First and foremost, it’s a great idea to research the various breeds you are interested in. The general look that interests you is a good place to start. For example, if you prefer a breed with stand up, perky ears, then you should eliminate the floppy eared and cropped ear breeds. Then you must decide for what purpose are you acquiring a dog. Will it be a house dog when mature, laying at the foot of your bed, or on your bed, or out on the doorstep being a guardian?
Will you have the extra time if the breed requires extra recreational playtime? Are you willing to put the time into grooming that some dogs require, especially the ones with the long hair? Once you’ve narrowed the choices down, your next job is to locate a reliable breeder. One good breeder resource is to contact a few kennel clubs in your area. Ask them for a breeder referral list for the breed of your choice.
Contact by telephone is more courteous and can give you a valuable and non threatened first impression than dropping in on the person or facility unexpected. These should be good, reliable breeders but don’t be afraid to ask for names of previous buyers. Remember, any good breeder will check out their potential puppy purchasers before releasing a pup into their hands. This is a very common practice. Next, set up an appointment to go to see the litter and if possible both parents.
They will give you a general idea of what you can expect from the puppy as an adult as far as the looks and size go. The breeders facility should be clean but keep in mind if you are going to see a litter of 10 German Shepherd puppies, you may see an unscheduled poop spot or pee puddle. First observe the puppies while standing back from the whelping box or kennel area. Watch to see which ones are pushy with their litter mates and which ones are content to observe from the corner. Which ones roughhouse play? Who makes the others cry by biting too hard in play? This puppy could be the tough guy or gal of the litter...or the ALPHA puppy.
This would not be a great choice for a family with small children or first time puppy owners as it could want to control the family household and members. Ask the breeders if they could isolate the alpha puppy so you could observe the rest in a more fair environment. Now you are at the stage of deciding: Male or Female.
Once you have your puppy home, you will start to develop its personality the way you want.
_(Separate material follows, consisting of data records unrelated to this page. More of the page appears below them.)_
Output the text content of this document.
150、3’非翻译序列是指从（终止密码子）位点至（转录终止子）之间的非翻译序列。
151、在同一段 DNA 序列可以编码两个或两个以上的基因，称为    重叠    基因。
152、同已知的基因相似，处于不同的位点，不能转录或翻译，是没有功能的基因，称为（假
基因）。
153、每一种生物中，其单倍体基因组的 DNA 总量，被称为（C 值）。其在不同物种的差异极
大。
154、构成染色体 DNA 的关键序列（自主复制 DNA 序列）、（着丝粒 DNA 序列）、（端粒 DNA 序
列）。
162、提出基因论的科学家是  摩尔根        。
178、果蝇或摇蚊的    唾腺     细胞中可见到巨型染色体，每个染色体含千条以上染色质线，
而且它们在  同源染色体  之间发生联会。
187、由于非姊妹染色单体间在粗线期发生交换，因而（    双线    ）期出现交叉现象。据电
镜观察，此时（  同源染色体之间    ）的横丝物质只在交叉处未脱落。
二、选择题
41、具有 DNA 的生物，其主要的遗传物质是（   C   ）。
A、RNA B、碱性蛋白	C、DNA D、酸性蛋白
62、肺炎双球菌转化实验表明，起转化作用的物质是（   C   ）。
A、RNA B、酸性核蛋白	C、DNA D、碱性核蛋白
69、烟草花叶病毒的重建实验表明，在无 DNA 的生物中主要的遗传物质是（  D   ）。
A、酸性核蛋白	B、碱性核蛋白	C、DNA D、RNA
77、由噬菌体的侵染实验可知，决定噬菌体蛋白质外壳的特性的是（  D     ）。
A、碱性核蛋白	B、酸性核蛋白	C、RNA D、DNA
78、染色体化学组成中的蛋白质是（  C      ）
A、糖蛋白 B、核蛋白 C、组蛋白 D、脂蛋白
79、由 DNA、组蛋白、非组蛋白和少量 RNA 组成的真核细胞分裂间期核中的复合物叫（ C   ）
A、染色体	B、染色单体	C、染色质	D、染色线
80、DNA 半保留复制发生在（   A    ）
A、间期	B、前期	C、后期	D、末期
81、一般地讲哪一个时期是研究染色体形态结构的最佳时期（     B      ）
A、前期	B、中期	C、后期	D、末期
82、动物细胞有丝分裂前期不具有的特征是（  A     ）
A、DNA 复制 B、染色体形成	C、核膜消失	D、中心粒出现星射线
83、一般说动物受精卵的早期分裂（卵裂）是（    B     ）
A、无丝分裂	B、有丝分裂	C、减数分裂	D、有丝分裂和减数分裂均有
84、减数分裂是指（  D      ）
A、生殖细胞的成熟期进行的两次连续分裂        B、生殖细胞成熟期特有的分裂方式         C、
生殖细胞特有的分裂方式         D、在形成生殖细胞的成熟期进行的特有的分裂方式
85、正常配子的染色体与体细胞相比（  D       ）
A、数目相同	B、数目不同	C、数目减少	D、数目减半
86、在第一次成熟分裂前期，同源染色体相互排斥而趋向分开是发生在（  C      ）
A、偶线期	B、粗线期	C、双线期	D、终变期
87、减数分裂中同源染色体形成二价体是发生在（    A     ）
If you know which sex you want, ask the breeder to put the other sex away to give you time to observe all the males or all the females. Don’t pick a particular puppy just because it is the cutest! There are easy tests you can do yourself to help you determine the best choice for you. Watch them to see which puppy is watching you, making direct eye contact with you. Take a couple steps backwards away from the puppies and look closely at who moves with you. Next, take a few more steps from the group and clap your hands, snap your fingers or verbally call to encourage the puppies to follow. Open your arms in a wide fashion and call to the puppies in a higher pitched voice. Again, observe the followers.
These pups would be the ones interested in human beings, thus making good companion dogs. Narrow your choices down to 2 or 3 from those couple of little tests. Next, take each puppy in your hands. Balance it’s weight by supporting it under the rear and on the chest. Observe the pup’s reactions at this point. Is the pup struggling to break free, growling or showing it’s teeth. These are negative signs in inexperienced hands and definitely need to be corrected very early in the pup’s life. If the pup is comfortable and relaxed, maybe even licking your face or hands, then those are positive signs and those of a more submissive puppy.
Another quick test is the “rollover test” where you gently roll the pup over in your arms into a cradle position. Again the pup should be calm and relaxed. If not, try a simple growl correction to test the pups submission level. If it quickly freezes in a still position, that means the pup will probably accept human discipline easily. However, if the struggle continues, be prepared for some headstrong behaviors in the future.
After socializing with each puppy a few minutes, place it back down on the floor and repeat the “walk away and follow me test”. Observe the pups for the quickest reaction to your leaving them. The quickest one to follow you could be the strongest bonding potential puppy from your choices. Repeat the procedures as a double checking system. If you’re happy with the results and the pup is attractive to you, then that’s the one for you.